The Question Every Teacher Cannot Answer

The Question Every Teacher Cannot Answer

Something’s can never be explained, things not even intelligence, statistics, or math can fathom. Here’s a wonderful inspirational short story of how a simple act – unexplainable act – can change a destinies.

Years ago a John Hopkin’s professor gave a group of graduate students this assignment: Go to the slums. Take 200 boys, between the ages of 12 and 16, and investigate their background and environment.

Then predict their chances for the future.

The students, after consulting social statistics, talking to the boys, and compiling much data, concluded that 90 percent of the boys would spend some time in jail.

Twenty-five years later another group of graduate students was given the job of testing the prediction. They went back to the same area. Some of the boys – by then men – were still there, a few had died, some had moved away, but they got in touch with 180 of the original 200.

They found that only four of the group had ever been sent to jail.

Why was it that these men, who had lived in a breeding place of crime, had such a surprisingly good record? The researchers were continually told: “Well, there was a teacher…”

They pressed further, and found that in 75 percent of the cases it was the same woman.

The researchers went to this teacher, now living in a home for retired teachers.

How had she exerted this remarkable influence over that group of children?

Could she give them any reason why these boys should have remembered her?

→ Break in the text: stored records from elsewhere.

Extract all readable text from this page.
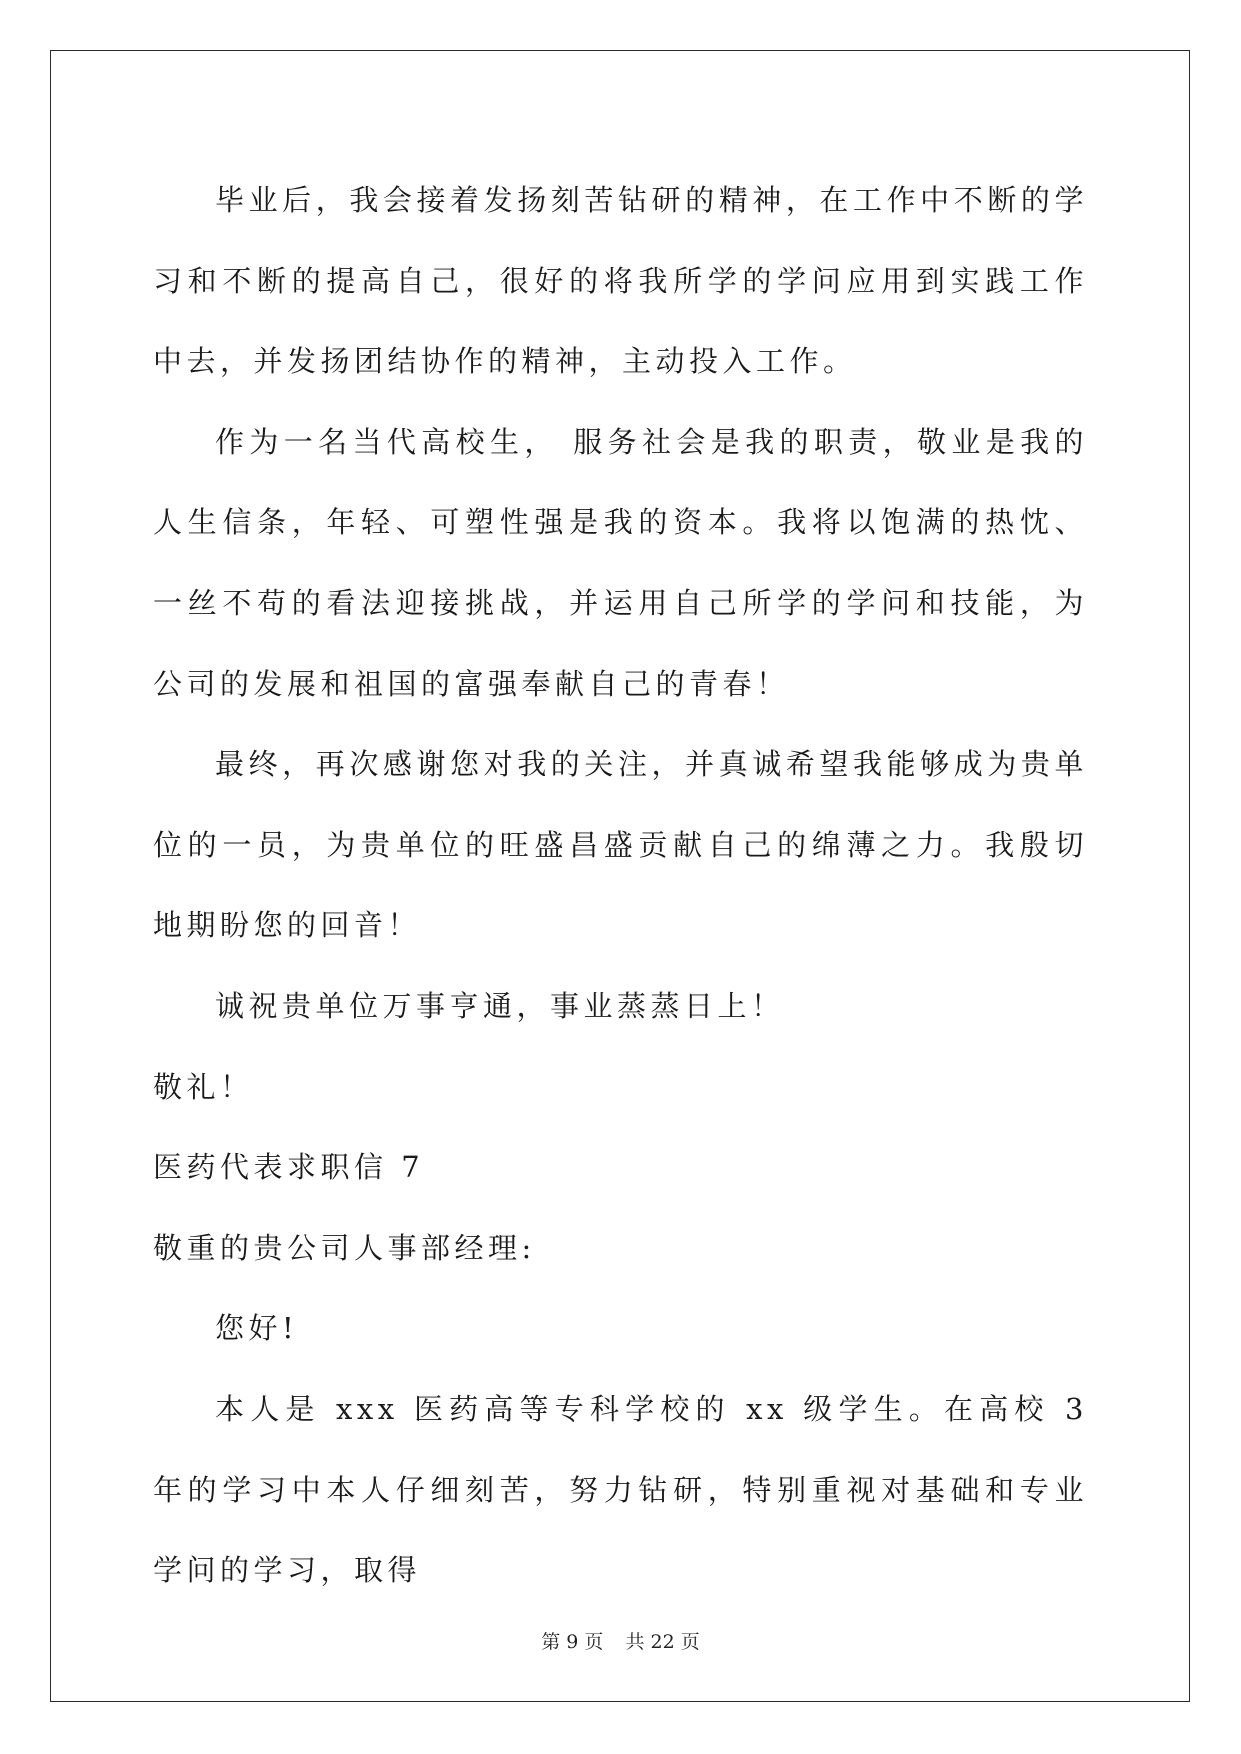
毕业后，我会接着发扬刻苦钻研的精神，在工作中不断的学习和不断的提高自己，很好的将我所学的学问应用到实践工作中去，并发扬团结协作的精神，主动投入工作。

作为一名当代高校生， 服务社会是我的职责，敬业是我的人生信条，年轻、可塑性强是我的资本。我将以饱满的热忱、一丝不苟的看法迎接挑战，并运用自己所学的学问和技能，为公司的发展和祖国的富强奉献自己的青春！

最终，再次感谢您对我的关注，并真诚希望我能够成为贵单位的一员，为贵单位的旺盛昌盛贡献自己的绵薄之力。我殷切地期盼您的回音！

诚祝贵单位万事亨通，事业蒸蒸日上！

敬礼！

医药代表求职信 7

敬重的贵公司人事部经理:

您好!

本人是 xxx 医药高等专科学校的 xx 级学生。在高校 3 年的学习中本人仔细刻苦，努力钻研，特别重视对基础和专业学问的学习，取得

第 9 页 共 22 页
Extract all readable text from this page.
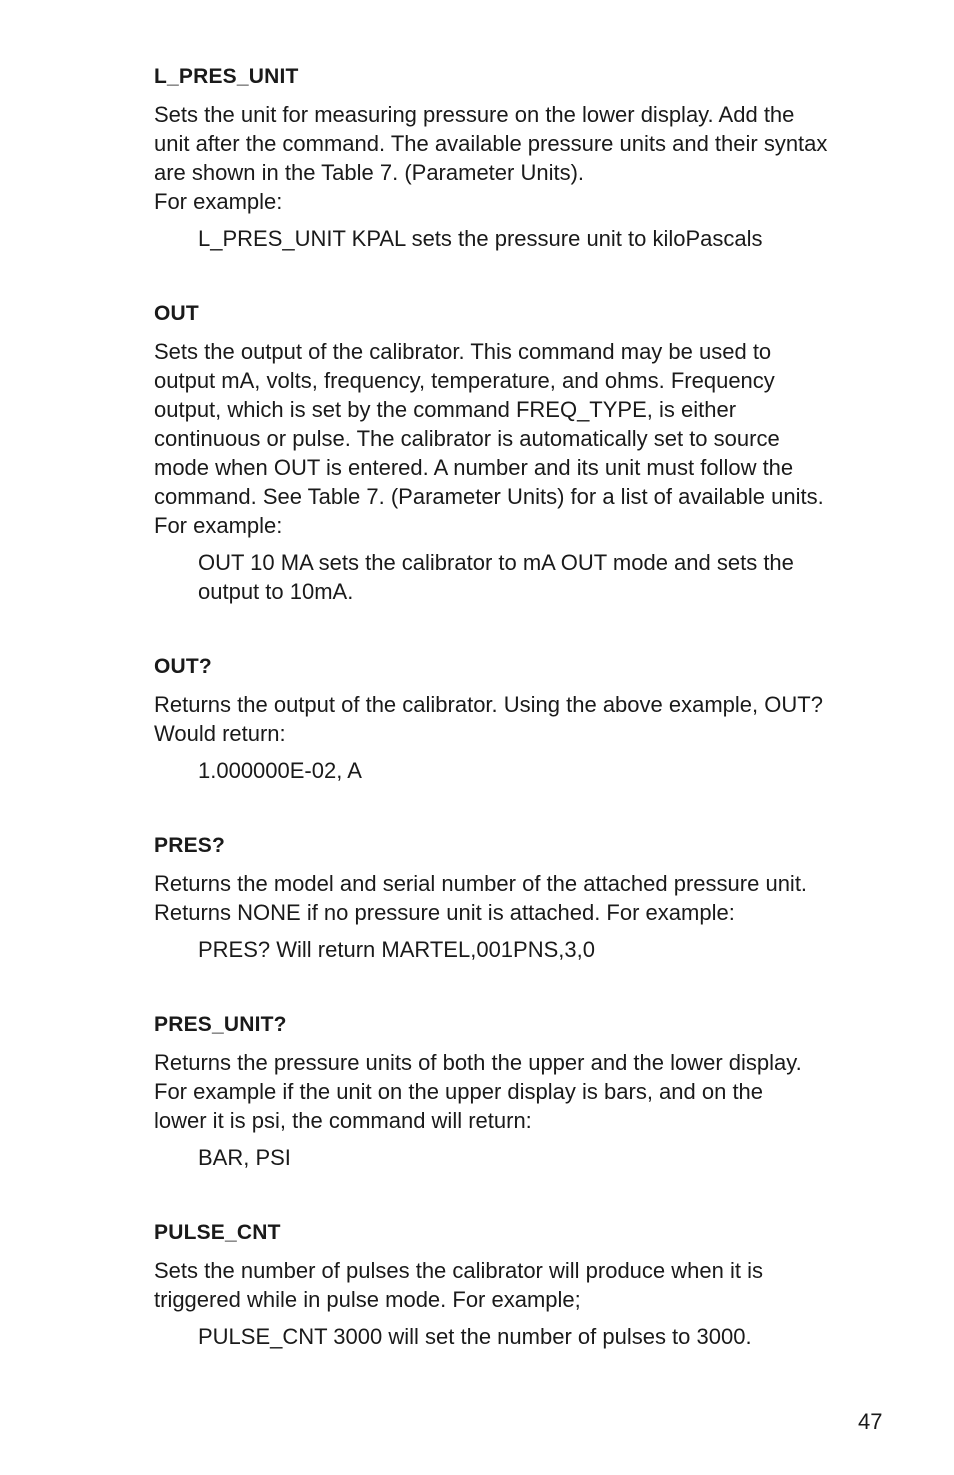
L_PRES_UNIT

Sets the unit for measuring pressure on the lower display. Add the
unit after the command. The available pressure units and their syntax
are shown in the Table 7. (Parameter Units).
For example:

L_PRES_UNIT KPAL sets the pressure unit to kiloPascals

OUT

Sets the output of the calibrator. This command may be used to
output mA, volts, frequency, temperature, and ohms. Frequency
output, which is set by the command FREQ_TYPE, is either
continuous or pulse. The calibrator is automatically set to source
mode when OUT is entered. A number and its unit must follow the
command. See Table 7. (Parameter Units) for a list of available units.
For example:

OUT 10 MA sets the calibrator to mA OUT mode and sets the
output to 10mA.

OUT?

Returns the output of the calibrator. Using the above example, OUT?
Would return:

1.000000E-02, A

PRES?

Returns the model and serial number of the attached pressure unit.
Returns NONE if no pressure unit is attached. For example:

PRES? Will return MARTEL,001PNS,3,0

PRES_UNIT?

Returns the pressure units of both the upper and the lower display.
For example if the unit on the upper display is bars, and on the
lower it is psi, the command will return:

BAR, PSI

PULSE_CNT

Sets the number of pulses the calibrator will produce when it is
triggered while in pulse mode. For example;

PULSE_CNT 3000 will set the number of pulses to 3000.

47
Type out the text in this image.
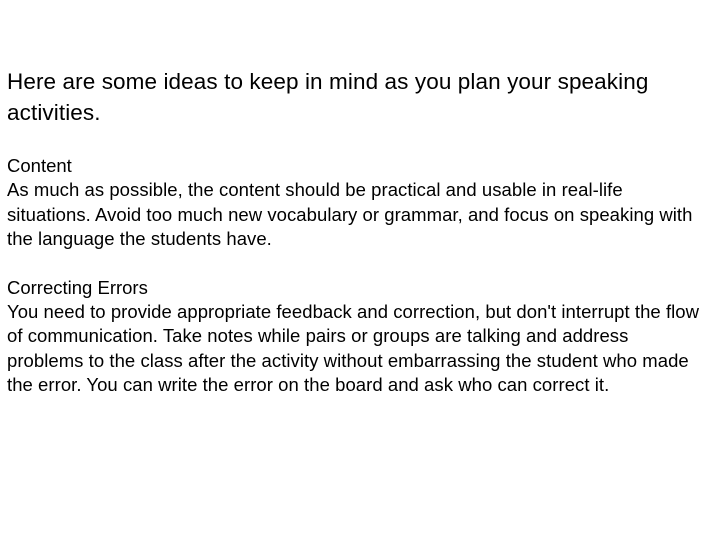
Here are some ideas to keep in mind as you plan your speaking activities.

Content

As much as possible, the content should be practical and usable in real-life situations. Avoid too much new vocabulary or grammar, and focus on speaking with the language the students have.

Correcting Errors

You need to provide appropriate feedback and correction, but don't interrupt the flow of communication. Take notes while pairs or groups are talking and address problems to the class after the activity without embarrassing the student who made the error. You can write the error on the board and ask who can correct it.
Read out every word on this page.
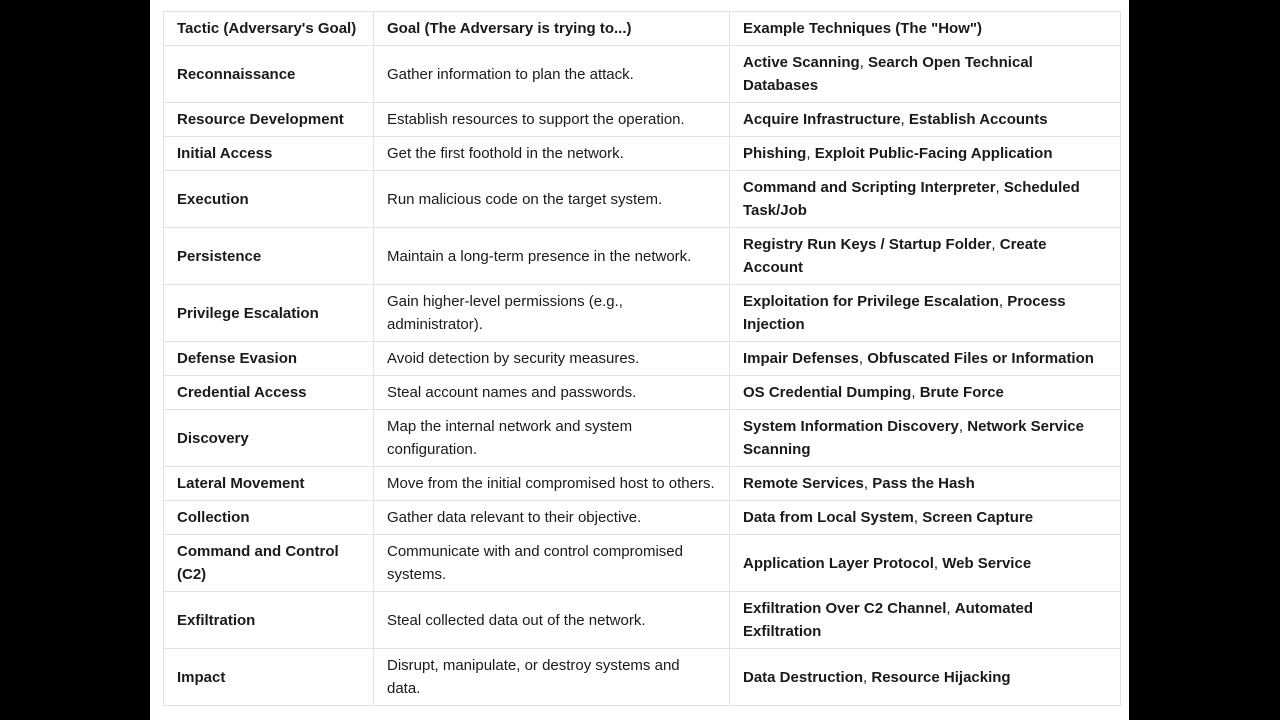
Tactic (Adversary's Goal)	Goal (The Adversary is trying to...)	Example Techniques (The "How")
Reconnaissance	Gather information to plan the attack.	Active Scanning, Search Open Technical Databases
Resource Development	Establish resources to support the operation.	Acquire Infrastructure, Establish Accounts
Initial Access	Get the first foothold in the network.	Phishing, Exploit Public-Facing Application
Execution	Run malicious code on the target system.	Command and Scripting Interpreter, Scheduled Task/Job
Persistence	Maintain a long-term presence in the network.	Registry Run Keys / Startup Folder, Create Account
Privilege Escalation	Gain higher-level permissions (e.g., administrator).	Exploitation for Privilege Escalation, Process Injection
Defense Evasion	Avoid detection by security measures.	Impair Defenses, Obfuscated Files or Information
Credential Access	Steal account names and passwords.	OS Credential Dumping, Brute Force
Discovery	Map the internal network and system configuration.	System Information Discovery, Network Service Scanning
Lateral Movement	Move from the initial compromised host to others.	Remote Services, Pass the Hash
Collection	Gather data relevant to their objective.	Data from Local System, Screen Capture
Command and Control (C2)	Communicate with and control compromised systems.	Application Layer Protocol, Web Service
Exfiltration	Steal collected data out of the network.	Exfiltration Over C2 Channel, Automated Exfiltration
Impact	Disrupt, manipulate, or destroy systems and data.	Data Destruction, Resource Hijacking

“No,” she said, “no I really couldn’t.” And then, thinking back over the years, she said musingly, more to herself than to her questioners: “I loved those boys….”

In the end, the teacher doesn’t really know “what” she was doing, all she did was simply just LOVE. Loved the boys and showed them hope and a future. And one will surely know that it is indeed loved as shown by the teacher’s humility like she was not very keen on the details of each action, but simply knew she loves them. And that is more than enough for the boys to create the future they deserve.